D'abord j'avais trouvé le meilleur moment pour les faire rentrer inaperçus: juste avant l'arrivée du propriétaire le matin. Mais alors j'aurais dû payer chaque heure de présence chez moi et cela m'aurait coûté une fortune.

Ensuite j'avais proposé que les gars viennent tard le soir, je leur fournirais de quoi dormir et leur servirais le petit déjeûner, mais Jerry avait dit que je devrais payer chaque heure de présence, même en pleine nuit quand ils dormaient. Il ne voulut rien savoir.

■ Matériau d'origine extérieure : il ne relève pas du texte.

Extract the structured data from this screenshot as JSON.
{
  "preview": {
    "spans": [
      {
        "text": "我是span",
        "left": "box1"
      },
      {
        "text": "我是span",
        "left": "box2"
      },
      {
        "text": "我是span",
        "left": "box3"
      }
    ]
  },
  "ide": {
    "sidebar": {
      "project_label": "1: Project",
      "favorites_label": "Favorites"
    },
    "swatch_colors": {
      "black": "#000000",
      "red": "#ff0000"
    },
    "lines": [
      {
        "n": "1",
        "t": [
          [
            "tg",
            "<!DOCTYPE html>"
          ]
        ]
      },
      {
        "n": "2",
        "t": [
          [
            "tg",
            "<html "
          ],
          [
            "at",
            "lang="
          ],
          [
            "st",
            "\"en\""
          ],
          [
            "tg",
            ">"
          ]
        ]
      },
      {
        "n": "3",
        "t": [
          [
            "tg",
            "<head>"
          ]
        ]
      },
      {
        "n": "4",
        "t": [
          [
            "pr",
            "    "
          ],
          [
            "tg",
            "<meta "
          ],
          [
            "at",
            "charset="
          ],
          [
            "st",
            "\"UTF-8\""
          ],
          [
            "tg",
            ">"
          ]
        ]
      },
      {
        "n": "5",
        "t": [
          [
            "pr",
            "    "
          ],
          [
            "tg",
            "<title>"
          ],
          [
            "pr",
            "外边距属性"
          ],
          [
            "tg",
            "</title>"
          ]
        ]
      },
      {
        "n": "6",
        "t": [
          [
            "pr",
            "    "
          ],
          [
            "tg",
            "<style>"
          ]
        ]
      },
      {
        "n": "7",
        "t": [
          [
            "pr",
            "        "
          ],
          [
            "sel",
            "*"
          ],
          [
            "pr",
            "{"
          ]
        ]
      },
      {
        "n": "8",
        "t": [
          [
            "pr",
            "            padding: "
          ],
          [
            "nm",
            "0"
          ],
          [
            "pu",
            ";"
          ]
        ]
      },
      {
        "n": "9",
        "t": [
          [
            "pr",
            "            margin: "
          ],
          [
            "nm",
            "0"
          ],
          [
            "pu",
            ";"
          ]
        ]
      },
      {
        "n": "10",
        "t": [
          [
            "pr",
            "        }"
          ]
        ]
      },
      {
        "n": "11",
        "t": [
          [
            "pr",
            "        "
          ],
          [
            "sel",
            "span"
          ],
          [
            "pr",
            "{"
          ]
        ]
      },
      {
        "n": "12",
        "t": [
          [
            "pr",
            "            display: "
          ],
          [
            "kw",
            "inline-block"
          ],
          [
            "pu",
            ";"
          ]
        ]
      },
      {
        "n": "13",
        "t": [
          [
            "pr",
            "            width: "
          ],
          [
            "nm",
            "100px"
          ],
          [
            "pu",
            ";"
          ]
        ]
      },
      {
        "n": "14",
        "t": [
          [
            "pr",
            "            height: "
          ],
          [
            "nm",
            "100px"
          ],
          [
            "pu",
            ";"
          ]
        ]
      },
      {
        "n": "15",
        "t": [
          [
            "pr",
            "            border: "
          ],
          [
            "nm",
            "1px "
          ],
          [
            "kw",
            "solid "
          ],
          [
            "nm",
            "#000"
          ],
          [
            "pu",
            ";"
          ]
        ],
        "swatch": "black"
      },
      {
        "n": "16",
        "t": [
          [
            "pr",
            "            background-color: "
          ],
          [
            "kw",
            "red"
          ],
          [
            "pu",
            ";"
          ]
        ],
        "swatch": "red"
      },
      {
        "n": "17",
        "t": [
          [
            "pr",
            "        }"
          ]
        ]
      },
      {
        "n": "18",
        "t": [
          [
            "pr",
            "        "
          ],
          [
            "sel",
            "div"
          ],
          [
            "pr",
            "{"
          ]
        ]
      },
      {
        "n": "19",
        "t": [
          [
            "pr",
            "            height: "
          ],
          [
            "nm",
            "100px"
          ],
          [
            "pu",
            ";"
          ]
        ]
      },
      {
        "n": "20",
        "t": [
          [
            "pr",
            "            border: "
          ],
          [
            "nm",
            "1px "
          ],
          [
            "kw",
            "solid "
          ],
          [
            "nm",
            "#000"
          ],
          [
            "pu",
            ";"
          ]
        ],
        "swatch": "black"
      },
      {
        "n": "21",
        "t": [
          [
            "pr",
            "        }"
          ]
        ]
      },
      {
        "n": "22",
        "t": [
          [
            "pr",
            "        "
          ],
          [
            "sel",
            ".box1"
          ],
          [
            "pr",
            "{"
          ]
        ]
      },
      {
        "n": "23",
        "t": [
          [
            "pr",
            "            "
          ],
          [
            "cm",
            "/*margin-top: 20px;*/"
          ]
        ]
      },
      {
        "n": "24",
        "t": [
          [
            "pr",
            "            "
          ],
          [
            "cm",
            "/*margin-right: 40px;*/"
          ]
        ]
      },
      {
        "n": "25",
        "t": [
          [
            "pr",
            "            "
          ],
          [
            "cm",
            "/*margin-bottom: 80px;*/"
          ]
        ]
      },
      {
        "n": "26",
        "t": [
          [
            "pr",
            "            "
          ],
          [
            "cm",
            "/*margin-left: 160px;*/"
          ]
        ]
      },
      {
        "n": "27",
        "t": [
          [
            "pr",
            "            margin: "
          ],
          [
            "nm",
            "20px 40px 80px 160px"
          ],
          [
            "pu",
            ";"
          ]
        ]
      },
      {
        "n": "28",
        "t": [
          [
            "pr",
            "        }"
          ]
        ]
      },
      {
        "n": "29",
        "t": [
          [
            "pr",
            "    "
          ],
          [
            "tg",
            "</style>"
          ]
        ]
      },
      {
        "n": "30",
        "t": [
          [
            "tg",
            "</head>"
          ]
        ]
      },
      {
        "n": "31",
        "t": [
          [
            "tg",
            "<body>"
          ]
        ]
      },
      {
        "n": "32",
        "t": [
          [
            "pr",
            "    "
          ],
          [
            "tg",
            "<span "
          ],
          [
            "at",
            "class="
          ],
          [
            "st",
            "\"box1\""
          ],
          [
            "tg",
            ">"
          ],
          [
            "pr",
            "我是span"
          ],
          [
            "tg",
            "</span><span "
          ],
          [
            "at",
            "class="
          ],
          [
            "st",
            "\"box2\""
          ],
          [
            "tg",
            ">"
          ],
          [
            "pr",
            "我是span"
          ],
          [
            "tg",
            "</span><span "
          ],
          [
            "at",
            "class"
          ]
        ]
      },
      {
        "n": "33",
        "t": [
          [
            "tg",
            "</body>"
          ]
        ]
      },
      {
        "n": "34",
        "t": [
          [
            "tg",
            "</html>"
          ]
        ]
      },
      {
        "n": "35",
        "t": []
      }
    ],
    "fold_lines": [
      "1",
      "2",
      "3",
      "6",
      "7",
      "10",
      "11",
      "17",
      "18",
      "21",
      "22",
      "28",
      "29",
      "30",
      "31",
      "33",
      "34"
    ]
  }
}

Il dit que ses gars ne dormiraient pas, qu'ils seraient aux aguets en pleine nuit même s'il n'y avait aucune chance que quelqu'un rentre chez moi en ma présence, alors que je lui avait dit qu'il s'agissait seulement de rentrer inaperçus.

Alors j'avais pensé que les gars devraient rentrer par l'arrière de l'immeuble car il y avait un terrain en friche qui donnait sur l'arrière cour, où on pouvait y rentrer par la 104ème Rue, et grimper un étage jusqu'à la fenêtre de la salle-de-bains face à mon studio. Ceci éviterait les bruits de pas dans le couloir qui s'arrêteraient devant ma porte, et la possibilité que quelqu'un regarderait qui c'était par son judas. Mais Jerry dit qu'ils n'escaladaient pas les murs. Ah! Ces messieurs étaient des enfants de choeur, à Dieu ne plaise qu'ils ne commettent la moindre infraction! « Pas étonnant, » me dis-je en le maudissant, « s'ils sont aussi gros que vous! Ce n'est peut-être pas le désir mais l'aptitude qui leur manque. »

Et après avoir refusé chacune de mes propositions, Jerry terminait en me disant: « Que voulez-vous qu'on fasse pour vous? »

Le mardi 14 septembre j'ai reçu deux lettres du Comité Disciplinaire, toutes deux datées du 13, nombre fatidique, concernant les réclamations que je lui ai transmises au sujet des avocats Slavit et aussi de ceux qui auraient dû obtenir une compensation en faisant jouer le fonds de compensation des travailleurs (Workers'Compensation) auquel tout employeur était tenu de cotiser. Les lettres très brèves et identiques me disaient que le Comité avait transmis mes réclamations à chacun des avocats concernés et que j'aurais vingt jours pour répondre à leur réponse.